Apple has released a patch for a zero-day vulnerability that attackers could use to gain full control of an iPhone and iPad or macOS Monterey computer. The company’s security advisory is rather sparse on details, but it has identified CVE-2022-3289 as a vulnerability discovered by an anonymous researcher.
The report said the vulnerability could be used “to execute arbitrary code with kernel privileges,” meaning attackers could act as a user and gain administrative control over the target device. Tech giant says it is aware that the vulnerability may have already been exploited.
Apple has also released a patch for a vulnerability affecting WebKit, the engine used in Safari, Mail, and many other iOS and macOS apps. According to the company, it allows attackers to arbitrarily execute code and can be used, in particular, to download new malware. As with the first vulnerability, Apple attributes the discovery of the flaw to an anonymous researcher – the company also knows that it could already have been used to compromise iOS and Mac devices.
In macOS Monterey 12.5.1 both defects are present. Because of this, Apple has released a patch for this operating system.

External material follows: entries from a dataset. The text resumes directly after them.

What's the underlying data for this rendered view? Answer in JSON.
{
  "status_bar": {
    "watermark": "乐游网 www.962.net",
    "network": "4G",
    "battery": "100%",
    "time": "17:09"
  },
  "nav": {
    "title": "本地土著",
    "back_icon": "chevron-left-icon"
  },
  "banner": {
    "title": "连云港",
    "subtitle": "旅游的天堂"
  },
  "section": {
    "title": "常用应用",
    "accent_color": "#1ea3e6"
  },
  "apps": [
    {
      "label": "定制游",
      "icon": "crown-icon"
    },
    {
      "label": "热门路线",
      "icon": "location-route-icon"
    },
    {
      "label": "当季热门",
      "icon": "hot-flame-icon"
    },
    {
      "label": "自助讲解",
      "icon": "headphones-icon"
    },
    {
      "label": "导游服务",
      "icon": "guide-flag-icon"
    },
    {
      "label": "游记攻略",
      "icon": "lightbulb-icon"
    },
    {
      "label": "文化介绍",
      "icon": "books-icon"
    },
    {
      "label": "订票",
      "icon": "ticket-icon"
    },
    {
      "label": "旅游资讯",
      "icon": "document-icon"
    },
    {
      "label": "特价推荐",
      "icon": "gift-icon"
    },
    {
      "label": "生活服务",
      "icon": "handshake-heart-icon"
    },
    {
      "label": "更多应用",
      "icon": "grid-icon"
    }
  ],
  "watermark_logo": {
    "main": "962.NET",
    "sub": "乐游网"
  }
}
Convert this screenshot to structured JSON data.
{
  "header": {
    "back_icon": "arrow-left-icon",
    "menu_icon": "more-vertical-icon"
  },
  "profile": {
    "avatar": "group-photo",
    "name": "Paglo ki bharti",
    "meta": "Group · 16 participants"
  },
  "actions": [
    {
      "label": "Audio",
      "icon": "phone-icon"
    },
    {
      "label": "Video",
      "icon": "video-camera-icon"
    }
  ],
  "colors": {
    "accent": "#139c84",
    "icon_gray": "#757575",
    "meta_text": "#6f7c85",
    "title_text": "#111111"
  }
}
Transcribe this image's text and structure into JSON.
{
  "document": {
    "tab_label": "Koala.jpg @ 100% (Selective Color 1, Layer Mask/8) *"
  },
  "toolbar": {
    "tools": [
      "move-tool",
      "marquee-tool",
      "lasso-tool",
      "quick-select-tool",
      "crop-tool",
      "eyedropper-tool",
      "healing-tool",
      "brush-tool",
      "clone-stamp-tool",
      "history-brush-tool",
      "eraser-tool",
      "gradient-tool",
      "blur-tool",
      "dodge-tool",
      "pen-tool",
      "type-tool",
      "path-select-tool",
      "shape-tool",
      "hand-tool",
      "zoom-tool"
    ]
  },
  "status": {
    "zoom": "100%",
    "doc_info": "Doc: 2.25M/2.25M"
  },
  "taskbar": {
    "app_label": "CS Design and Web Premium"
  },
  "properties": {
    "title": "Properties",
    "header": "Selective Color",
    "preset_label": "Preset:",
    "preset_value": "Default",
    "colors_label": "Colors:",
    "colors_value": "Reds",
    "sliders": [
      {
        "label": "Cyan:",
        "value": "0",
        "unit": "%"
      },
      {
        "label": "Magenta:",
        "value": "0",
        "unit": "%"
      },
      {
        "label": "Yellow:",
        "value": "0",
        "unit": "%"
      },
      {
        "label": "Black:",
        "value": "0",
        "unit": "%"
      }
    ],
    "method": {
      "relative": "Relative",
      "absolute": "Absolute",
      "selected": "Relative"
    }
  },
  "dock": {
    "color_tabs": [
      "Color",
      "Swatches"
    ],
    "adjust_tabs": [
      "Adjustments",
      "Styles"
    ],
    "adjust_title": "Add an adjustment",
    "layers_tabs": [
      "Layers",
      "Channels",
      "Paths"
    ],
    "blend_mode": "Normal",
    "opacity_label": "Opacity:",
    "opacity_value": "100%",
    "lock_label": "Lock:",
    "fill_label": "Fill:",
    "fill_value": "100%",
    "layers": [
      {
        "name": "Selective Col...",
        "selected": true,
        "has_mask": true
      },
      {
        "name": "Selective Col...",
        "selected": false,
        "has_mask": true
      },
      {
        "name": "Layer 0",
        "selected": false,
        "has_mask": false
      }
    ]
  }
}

They both affect the same set of iPhones and iPads, specifically: iPhone 6s and newer, iPad Pro (all models), iPad Air 2 and newer, iPad 5th generation and newer, iPad mini 4 and newer and iPod touch (7th generation). Since these vulnerabilities are probably being actively exploited right now, owners of all of the aforementioned devices should probably install the fixes by downloading the latest software update.